I woke up early. I feel my mind reeling, but I did not write my thoughts down so many are lost. One thought, as I was thinking I want to go back to work, was to flip country lots instead of houses. I can not rehab a house anymore with my own hands. I do spend many hours looking at real estate all over the country. I should buy little plots all over, here and there. After I visit them, parking my minivan home on them for a few nights, I could decide if I want to sell them or keep them in my portfolio. I would of course plant something on it, and take a bunch of pics.
Thoughts on my cross country trip….still in the infancy of planning (daydream)…look into portable solar to charge a few outlets in my vehicle. The idea is not to fix it to the roof, since then my vehicle would have to be in the sun instead of the shade.

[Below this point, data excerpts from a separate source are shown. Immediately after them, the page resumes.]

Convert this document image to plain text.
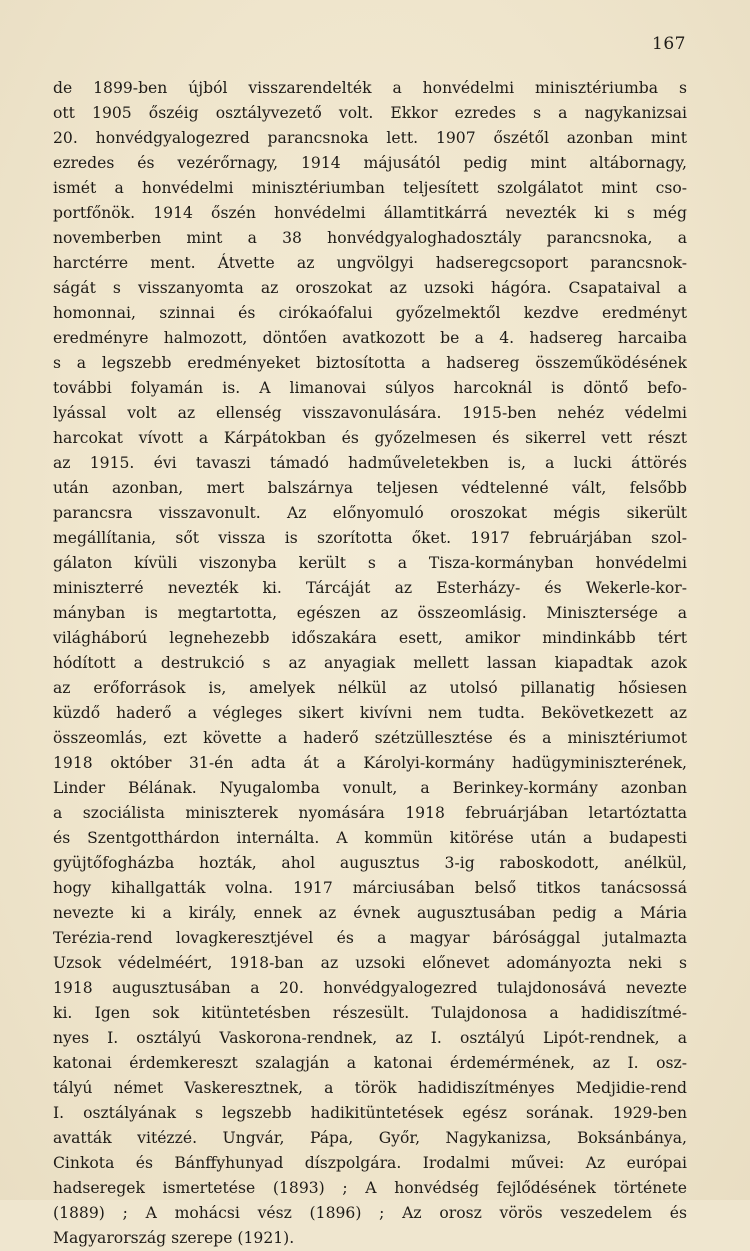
167
de 1899-ben újból visszarendelték a honvédelmi minisztériumba s
ott 1905 őszéig osztályvezető volt. Ekkor ezredes s a nagykanizsai
20. honvédgyalogezred parancsnoka lett. 1907 őszétől azonban mint
ezredes és vezérőrnagy, 1914 májusától pedig mint altábornagy,
ismét a honvédelmi minisztériumban teljesített szolgálatot mint cso-
portfőnök. 1914 őszén honvédelmi államtitkárrá nevezték ki s még
novemberben mint a 38 honvédgyaloghadosztály parancsnoka, a
harctérre ment. Átvette az ungvölgyi hadseregcsoport parancsnok-
ságát s visszanyomta az oroszokat az uzsoki hágóra. Csapataival a
homonnai, szinnai és cirókaófalui győzelmektől kezdve eredményt
eredményre halmozott, döntően avatkozott be a 4. hadsereg harcaiba
s a legszebb eredményeket biztosította a hadsereg összeműködésének
további folyamán is. A limanovai súlyos harcoknál is döntő befo-
lyással volt az ellenség visszavonulására. 1915-ben nehéz védelmi
harcokat vívott a Kárpátokban és győzelmesen és sikerrel vett részt
az 1915. évi tavaszi támadó hadműveletekben is, a lucki áttörés
után azonban, mert balszárnya teljesen védtelenné vált, felsőbb
parancsra visszavonult. Az előnyomuló oroszokat mégis sikerült
megállítania, sőt vissza is szorította őket. 1917 februárjában szol-
gálaton kívüli viszonyba került s a Tisza-kormányban honvédelmi
miniszterré nevezték ki. Tárcáját az Esterházy- és Wekerle-kor-
mányban is megtartotta, egészen az összeomlásig. Minisztersége a
világháború legnehezebb időszakára esett, amikor mindinkább tért
hódított a destrukció s az anyagiak mellett lassan kiapadtak azok
az erőforrások is, amelyek nélkül az utolsó pillanatig hősiesen
küzdő haderő a végleges sikert kivívni nem tudta. Bekövetkezett az
összeomlás, ezt követte a haderő szétzüllesztése és a minisztériumot
1918 október 31-én adta át a Károlyi-kormány hadügyminiszterének,
Linder Bélának. Nyugalomba vonult, a Berinkey-kormány azonban
a szociálista miniszterek nyomására 1918 februárjában letartóztatta
és Szentgotthárdon internálta. A kommün kitörése után a budapesti
gyüjtőfogházba hozták, ahol augusztus 3-ig raboskodott, anélkül,
hogy kihallgatták volna. 1917 márciusában belső titkos tanácsossá
nevezte ki a király, ennek az évnek augusztusában pedig a Mária
Terézia-rend lovagkeresztjével és a magyar bárósággal jutalmazta
Uzsok védelméért, 1918-ban az uzsoki előnevet adományozta neki s
1918 augusztusában a 20. honvédgyalogezred tulajdonosává nevezte
ki. Igen sok kitüntetésben részesült. Tulajdonosa a hadidiszítmé-
nyes I. osztályú Vaskorona-rendnek, az I. osztályú Lipót-rendnek, a
katonai érdemkereszt szalagján a katonai érdemérmének, az I. osz-
tályú német Vaskeresztnek, a török hadidiszítményes Medjidie-rend
I. osztályának s legszebb hadikitüntetések egész sorának. 1929-ben
avatták vitézzé. Ungvár, Pápa, Győr, Nagykanizsa, Boksánbánya,
Cinkota és Bánffyhunyad díszpolgára. Irodalmi művei: Az európai
hadseregek ismertetése (1893) ; A honvédség fejlődésének története
(1889) ; A mohácsi vész (1896) ; Az orosz vörös veszedelem és
Magyarország szerepe (1921).
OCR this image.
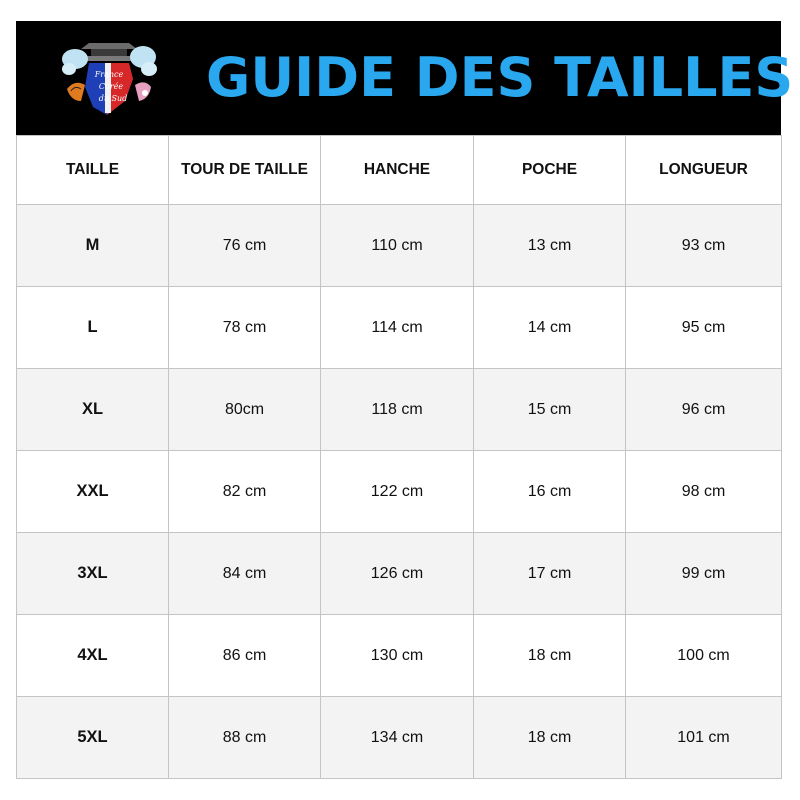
France
Corée
du Sud GUIDE DES TAILLES
TAILLE	TOUR DE TAILLE	HANCHE	POCHE	LONGUEUR
M	76 cm	110 cm	13 cm	93 cm
L	78 cm	114 cm	14 cm	95 cm
XL	80cm	118 cm	15 cm	96 cm
XXL	82 cm	122 cm	16 cm	98 cm
3XL	84 cm	126 cm	17 cm	99 cm
4XL	86 cm	130 cm	18 cm	100 cm
5XL	88 cm	134 cm	18 cm	101 cm
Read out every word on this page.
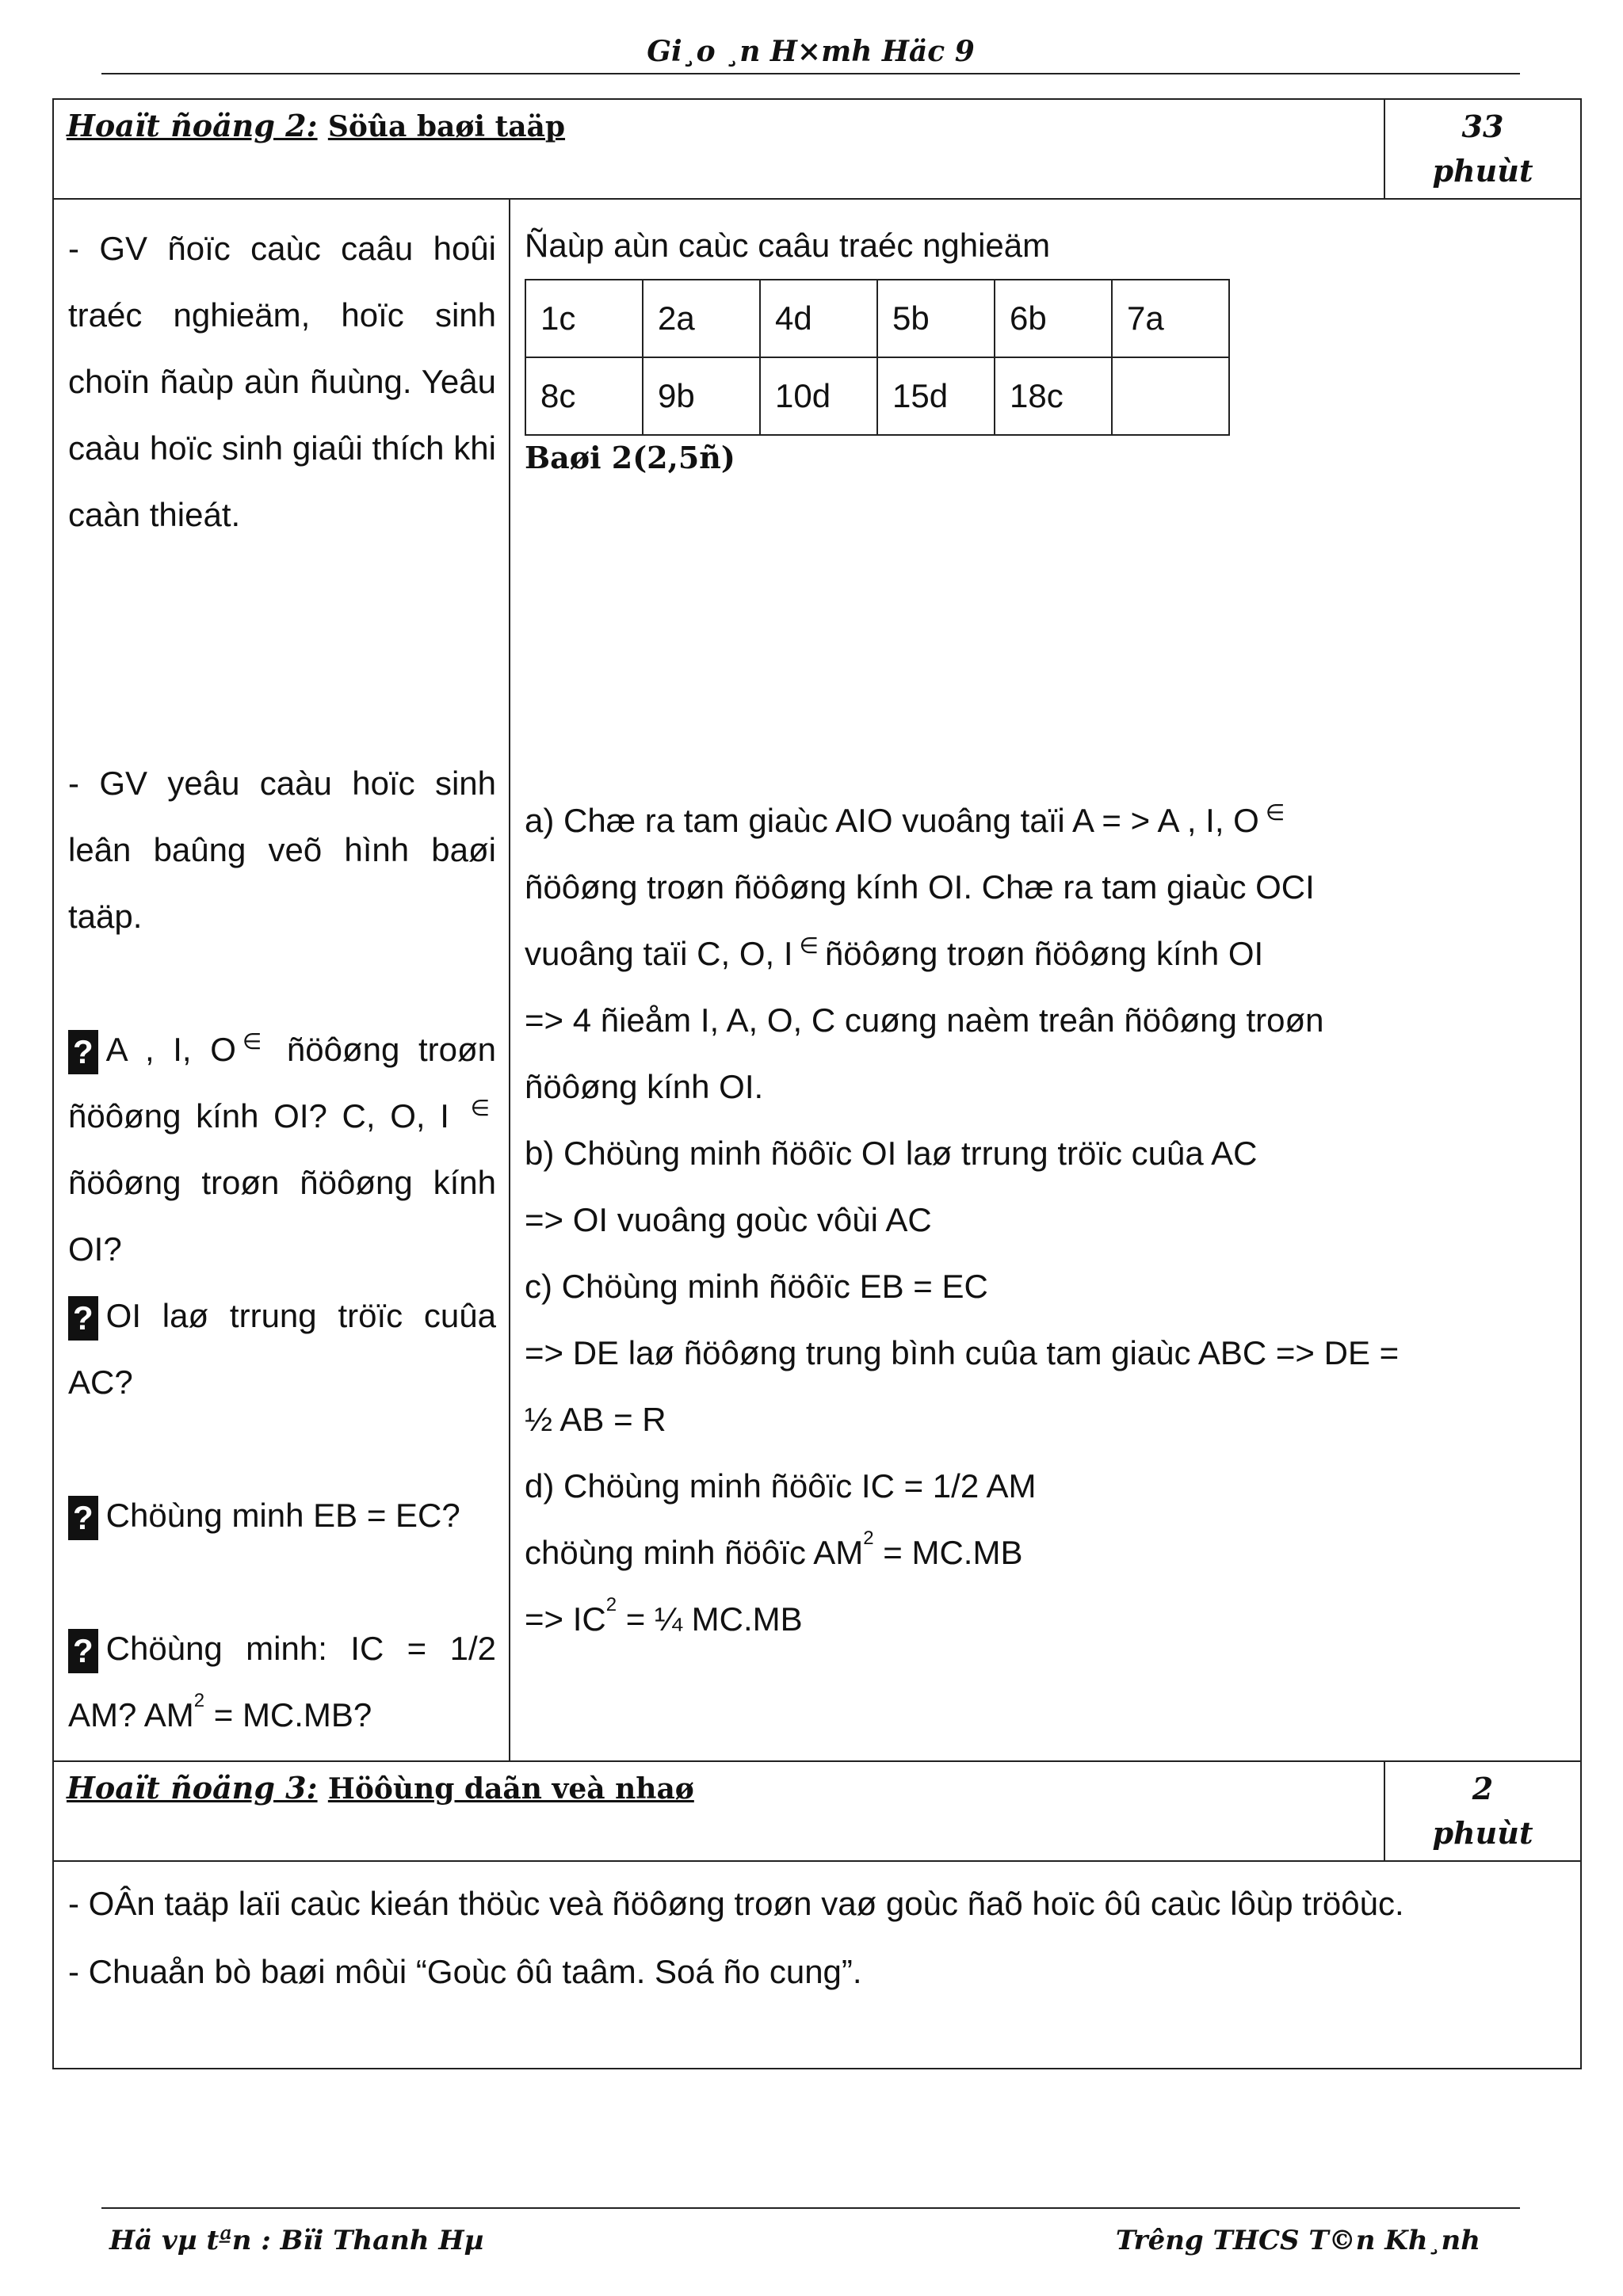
Gi¸o ¸n H×mh Häc 9
Hoaït ñoäng 2: Söûa baøi taäp	33
phuùt

- GV ñoïc caùc caâu hoûi traéc nghieäm, hoïc sinh choïn ñaùp aùn ñuùng. Yeâu caàu hoïc sinh giaûi thích khi caàn thieát.
- GV yeâu caàu hoïc sinh leân baûng veõ hình baøi taäp.
? A , I, O ∈ ñöôøng troøn ñöôøng kính OI? C, O, I ∈ ñöôøng troøn ñöôøng kính OI?
? OI laø trrung tröïc cuûa AC?
? Chöùng minh EB = EC?
? Chöùng minh: IC = 1/2 AM? $AM^2 = MC.MB$?

Ñaùp aùn caùc caâu traéc nghieäm
1c	2a	4d	5b	6b	7a
8c	9b	10d	15d	18c	
Baøi 2(2,5ñ)
a) Chæ ra tam giaùc AIO vuoâng taïi A = > A , I, O ∈
ñöôøng troøn ñöôøng kính OI. Chæ ra tam giaùc OCI
vuoâng taïi C, O, I ∈ ñöôøng troøn ñöôøng kính OI
=> 4 ñieåm I, A, O, C cuøng naèm treân ñöôøng troøn
ñöôøng kính OI.
b) Chöùng minh ñöôïc OI laø trrung tröïc cuûa AC
=> OI vuoâng goùc vôùi AC
c) Chöùng minh ñöôïc EB = EC
=> DE laø ñöôøng trung bình cuûa tam giaùc ABC => DE =
½ AB = R
d) Chöùng minh ñöôïc IC = 1/2 AM
chöùng minh ñöôïc $AM^2 = MC.MB$
=> $IC^2$ = ¼ MC.MB

Hoaït ñoäng 3: Höôùng daãn veà nhaø	2
phuùt

- OÂn taäp laïi caùc kieán thöùc veà ñöôøng troøn vaø goùc ñaõ hoïc ôû caùc lôùp tröôùc.
- Chuaån bò baøi môùi “Goùc ôû taâm. Soá ño cung”.
Hä vµ tªn : Bïi Thanh Hµ	Trêng THCS T©n Kh¸nh
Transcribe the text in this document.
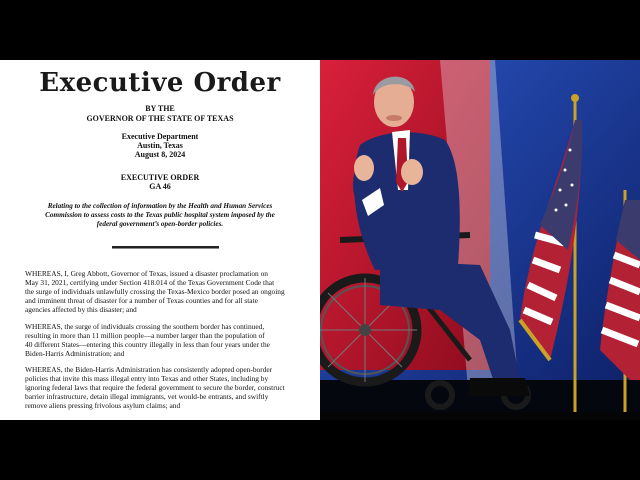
Executive Order
BY THE
GOVERNOR OF THE STATE OF TEXAS
Executive Department
Austin, Texas
August 8, 2024
EXECUTIVE ORDER
GA 46
Relating to the collection of information by the Health and Human Services
Commission to assess costs to the Texas public hospital system imposed by the
federal government’s open-border policies.
WHEREAS, I, Greg Abbott, Governor of Texas, issued a disaster proclamation on
May 31, 2021, certifying under Section 418.014 of the Texas Government Code that
the surge of individuals unlawfully crossing the Texas-Mexico border posed an ongoing
and imminent threat of disaster for a number of Texas counties and for all state
agencies affected by this disaster; and
WHEREAS, the surge of individuals crossing the southern border has continued,
resulting in more than 11 million people—a number larger than the population of
40 different States—entering this country illegally in less than four years under the
Biden-Harris Administration; and
WHEREAS, the Biden-Harris Administration has consistently adopted open-border
policies that invite this mass illegal entry into Texas and other States, including by
ignoring federal laws that require the federal government to secure the border, construct
barrier infrastructure, detain illegal immigrants, vet would-be entrants, and swiftly
remove aliens pressing frivolous asylum claims; and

Sad thoughts on my trip. I don’t think anyone will be joining me. The relationship with the guy I thought I was hitting it off with kind of is fizzling and fading away. I am not 100% certain yet, but I have that bad feeling in my gut. He certainly has spent much less time texting me, and has not even attempted a get together recently. I don’t think he was real thrilled to hear my thoughts about traveling anyway. I know everyone can not be a gypsy, but I think it is in my blood.
My thoughts on the weather…..it is snowing again…….UUUGGGHHHH, and I feel even more bummed about this weather than I am letting on.